Since the war in Syria took place almost live in the media and is fresh in our memories, there is no need to give detailed information about the entire history here.

Last week, Assad made a positive statement about Türkiye. President Recep Tayyip Erdoğan generously responded positively in a much more positive tone.

Global powers not only wage wars and engage in occupations but also foster animosity among states, creating an atmosphere of perpetual conflict. They go to great lengths to sabotage people’s will in these countries, undermining their aspirations for growth and stability.

East is East, West is West

Recently, out of the blue, a provocative incident took place in the Turkish city of Kayseri. And there was a surprisingly organized reaction. The incident’s taking place in Kayseri, one of the most peaceful and nationalist parts of Türkiye, indicates that this incident was detailly studied and well-organized. The state must conduct sophisticated work, catch the organizers and overcome crises.

The British historian Arnold Joseph Toynbee says: “The East is East, and the West is West.” Yes, if this is the East and we can develop a balanced policy between the West and the East, eventually, a formation will emerge in this region in line with the will of the people in the territory.

Within the last few months, while the search for stability in Iraq resumes, the Development Road project is in progress. Türkiye, having maintained its solidity, has emerged as a stabilizing force in the region over the past decade, gradually improving its relations with its neighbors.

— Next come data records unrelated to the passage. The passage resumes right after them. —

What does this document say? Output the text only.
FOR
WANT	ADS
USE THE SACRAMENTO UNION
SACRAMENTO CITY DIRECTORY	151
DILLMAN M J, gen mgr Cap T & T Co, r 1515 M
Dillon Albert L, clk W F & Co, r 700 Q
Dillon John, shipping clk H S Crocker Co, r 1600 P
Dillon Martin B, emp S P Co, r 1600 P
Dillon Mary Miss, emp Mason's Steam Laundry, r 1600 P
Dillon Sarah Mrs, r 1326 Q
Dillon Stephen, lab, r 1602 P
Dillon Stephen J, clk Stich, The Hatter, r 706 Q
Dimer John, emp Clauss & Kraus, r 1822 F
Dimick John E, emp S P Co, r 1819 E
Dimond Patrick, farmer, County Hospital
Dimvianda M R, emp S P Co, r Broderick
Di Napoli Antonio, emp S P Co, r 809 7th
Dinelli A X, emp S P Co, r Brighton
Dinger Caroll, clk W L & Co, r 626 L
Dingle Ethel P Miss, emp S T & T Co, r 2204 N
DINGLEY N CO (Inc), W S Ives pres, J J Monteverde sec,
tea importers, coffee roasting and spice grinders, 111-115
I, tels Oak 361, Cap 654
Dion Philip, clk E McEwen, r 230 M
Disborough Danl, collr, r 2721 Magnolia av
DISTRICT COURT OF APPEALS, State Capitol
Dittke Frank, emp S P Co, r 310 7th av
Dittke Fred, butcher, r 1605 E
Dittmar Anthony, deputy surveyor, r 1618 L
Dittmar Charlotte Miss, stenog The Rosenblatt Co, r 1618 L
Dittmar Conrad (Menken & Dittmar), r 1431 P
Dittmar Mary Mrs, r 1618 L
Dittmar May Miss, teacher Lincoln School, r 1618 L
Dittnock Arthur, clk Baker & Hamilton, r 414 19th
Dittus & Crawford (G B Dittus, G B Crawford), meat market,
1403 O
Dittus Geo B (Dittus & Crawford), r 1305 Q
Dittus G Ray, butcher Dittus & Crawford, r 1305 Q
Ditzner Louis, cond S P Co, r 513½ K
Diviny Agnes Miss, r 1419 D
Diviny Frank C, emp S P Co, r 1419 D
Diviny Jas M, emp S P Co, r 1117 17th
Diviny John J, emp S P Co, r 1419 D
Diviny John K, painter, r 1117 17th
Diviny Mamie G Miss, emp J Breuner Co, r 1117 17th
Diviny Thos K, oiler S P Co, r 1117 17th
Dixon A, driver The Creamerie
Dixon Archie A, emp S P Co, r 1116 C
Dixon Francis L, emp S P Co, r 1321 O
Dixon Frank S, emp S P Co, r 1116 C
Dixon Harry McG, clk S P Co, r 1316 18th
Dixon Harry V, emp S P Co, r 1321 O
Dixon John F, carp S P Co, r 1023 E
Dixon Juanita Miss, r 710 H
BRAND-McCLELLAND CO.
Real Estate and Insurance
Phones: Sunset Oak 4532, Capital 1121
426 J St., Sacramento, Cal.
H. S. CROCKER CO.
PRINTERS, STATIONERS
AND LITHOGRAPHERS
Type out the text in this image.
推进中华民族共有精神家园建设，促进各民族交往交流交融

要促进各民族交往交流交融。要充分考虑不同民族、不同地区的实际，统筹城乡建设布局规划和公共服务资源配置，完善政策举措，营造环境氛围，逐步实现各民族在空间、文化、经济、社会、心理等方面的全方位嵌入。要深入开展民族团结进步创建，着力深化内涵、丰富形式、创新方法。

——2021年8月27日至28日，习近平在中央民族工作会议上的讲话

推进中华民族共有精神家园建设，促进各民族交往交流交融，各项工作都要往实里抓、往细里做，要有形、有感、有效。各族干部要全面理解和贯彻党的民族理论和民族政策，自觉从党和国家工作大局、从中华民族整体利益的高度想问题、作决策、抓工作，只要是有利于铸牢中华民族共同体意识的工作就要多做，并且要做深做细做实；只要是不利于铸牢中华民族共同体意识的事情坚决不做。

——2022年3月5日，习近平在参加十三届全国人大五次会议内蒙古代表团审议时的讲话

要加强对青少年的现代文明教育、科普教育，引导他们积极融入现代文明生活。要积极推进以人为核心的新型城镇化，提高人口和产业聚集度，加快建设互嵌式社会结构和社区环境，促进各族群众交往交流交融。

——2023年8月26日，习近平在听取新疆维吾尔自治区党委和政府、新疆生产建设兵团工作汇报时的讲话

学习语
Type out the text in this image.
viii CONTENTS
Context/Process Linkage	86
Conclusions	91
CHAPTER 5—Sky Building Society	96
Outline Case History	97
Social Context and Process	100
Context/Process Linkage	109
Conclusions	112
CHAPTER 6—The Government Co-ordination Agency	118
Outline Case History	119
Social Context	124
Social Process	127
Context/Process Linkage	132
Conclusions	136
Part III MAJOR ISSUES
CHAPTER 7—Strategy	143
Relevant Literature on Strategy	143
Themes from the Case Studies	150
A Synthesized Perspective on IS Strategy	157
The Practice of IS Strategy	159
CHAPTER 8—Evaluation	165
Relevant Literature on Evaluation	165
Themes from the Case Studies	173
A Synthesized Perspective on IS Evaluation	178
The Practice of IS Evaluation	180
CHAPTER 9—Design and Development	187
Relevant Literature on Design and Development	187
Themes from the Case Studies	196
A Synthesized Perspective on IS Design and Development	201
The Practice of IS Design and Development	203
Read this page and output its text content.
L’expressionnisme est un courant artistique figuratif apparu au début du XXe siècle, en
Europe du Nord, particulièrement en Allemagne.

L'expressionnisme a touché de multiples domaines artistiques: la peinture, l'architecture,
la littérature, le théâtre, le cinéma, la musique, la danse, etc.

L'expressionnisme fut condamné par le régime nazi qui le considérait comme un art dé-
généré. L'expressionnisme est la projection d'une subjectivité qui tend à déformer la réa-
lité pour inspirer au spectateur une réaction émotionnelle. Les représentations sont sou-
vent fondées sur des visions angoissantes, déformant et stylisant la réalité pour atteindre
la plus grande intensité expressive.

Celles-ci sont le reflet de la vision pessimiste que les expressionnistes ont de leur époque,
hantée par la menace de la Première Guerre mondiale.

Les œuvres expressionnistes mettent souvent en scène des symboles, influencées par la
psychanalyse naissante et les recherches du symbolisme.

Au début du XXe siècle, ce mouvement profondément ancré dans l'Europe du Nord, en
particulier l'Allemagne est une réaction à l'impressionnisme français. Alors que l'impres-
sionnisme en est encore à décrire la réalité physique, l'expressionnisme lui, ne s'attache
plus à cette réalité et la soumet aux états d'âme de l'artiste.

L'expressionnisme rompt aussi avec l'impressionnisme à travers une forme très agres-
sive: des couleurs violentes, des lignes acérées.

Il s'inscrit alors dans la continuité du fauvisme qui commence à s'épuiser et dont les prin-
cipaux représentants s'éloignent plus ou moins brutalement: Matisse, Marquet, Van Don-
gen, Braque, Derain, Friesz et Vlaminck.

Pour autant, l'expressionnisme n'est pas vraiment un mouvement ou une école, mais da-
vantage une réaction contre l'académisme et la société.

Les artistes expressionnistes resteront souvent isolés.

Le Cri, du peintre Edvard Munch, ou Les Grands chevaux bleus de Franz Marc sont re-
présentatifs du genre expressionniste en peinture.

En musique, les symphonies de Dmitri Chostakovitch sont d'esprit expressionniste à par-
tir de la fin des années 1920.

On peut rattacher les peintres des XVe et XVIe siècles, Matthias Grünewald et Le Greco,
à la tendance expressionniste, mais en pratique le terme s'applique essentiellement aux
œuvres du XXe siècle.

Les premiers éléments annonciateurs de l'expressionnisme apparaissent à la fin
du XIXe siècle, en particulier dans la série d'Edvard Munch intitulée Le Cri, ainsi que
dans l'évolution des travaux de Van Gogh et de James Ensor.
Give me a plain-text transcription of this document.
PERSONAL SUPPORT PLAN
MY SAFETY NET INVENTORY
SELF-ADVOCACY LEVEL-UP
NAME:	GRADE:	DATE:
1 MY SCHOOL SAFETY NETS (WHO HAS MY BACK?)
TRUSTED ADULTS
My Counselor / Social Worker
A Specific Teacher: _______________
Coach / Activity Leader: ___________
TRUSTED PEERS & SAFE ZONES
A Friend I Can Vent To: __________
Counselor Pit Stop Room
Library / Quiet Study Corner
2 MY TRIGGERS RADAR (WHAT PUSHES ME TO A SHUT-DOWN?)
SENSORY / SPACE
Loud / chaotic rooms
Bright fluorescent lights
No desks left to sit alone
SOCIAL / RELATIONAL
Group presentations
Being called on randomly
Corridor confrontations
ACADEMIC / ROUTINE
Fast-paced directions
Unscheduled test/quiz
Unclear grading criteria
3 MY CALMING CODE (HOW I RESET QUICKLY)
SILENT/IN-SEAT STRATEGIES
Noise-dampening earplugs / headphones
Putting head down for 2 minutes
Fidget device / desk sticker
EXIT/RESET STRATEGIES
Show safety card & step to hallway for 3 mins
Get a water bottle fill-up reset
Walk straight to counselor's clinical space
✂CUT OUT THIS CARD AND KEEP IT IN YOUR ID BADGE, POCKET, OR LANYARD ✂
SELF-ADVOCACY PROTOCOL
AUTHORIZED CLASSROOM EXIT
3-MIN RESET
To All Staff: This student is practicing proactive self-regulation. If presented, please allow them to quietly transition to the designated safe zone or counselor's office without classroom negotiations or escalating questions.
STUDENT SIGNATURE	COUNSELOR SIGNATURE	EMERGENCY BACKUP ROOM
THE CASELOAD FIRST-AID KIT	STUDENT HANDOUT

Therefore, the common market of the four countries, which was actually talked about and discussed yesterday, may not be possible today, but it might be likely tomorrow.

There are periods when states are weak. Countries might experience periods of interruptions. But in the end, states find a rational ground and reshape themselves according to the demands of their citizens, just as Armenian Prime Minister Nikol Pashinyan adopted a rational attitude after the Karabakh war, considering the interests of the Armenian people.

Window of opportunity

In a period where the U.S. is preoccupied with its internal problems, Russia is worn out by the war in Ukraine, Iran is under pressure and has problems in many areas in the region, and there is a risk of a devastating Israel-Hezbollah conflict, the stance of all actors has weakened. In a way, the PKK’s desire to establish a state has also awakened Assad and relations between Türkiye and Syria have been revitalized.

In the coming decade, there should be a revival of the idea of a common market, once known as “Shamgen,” which we lost 10 years ago. Those who have plotted schemes in our region until now have only brought chaos and terror. As nations, we need to overcome this terror, defeat the fascist states that generate chaos and take control of our own future. I think that both the will of the people, the Turkish state, and the will of the Arab states in the long run will be enough for this.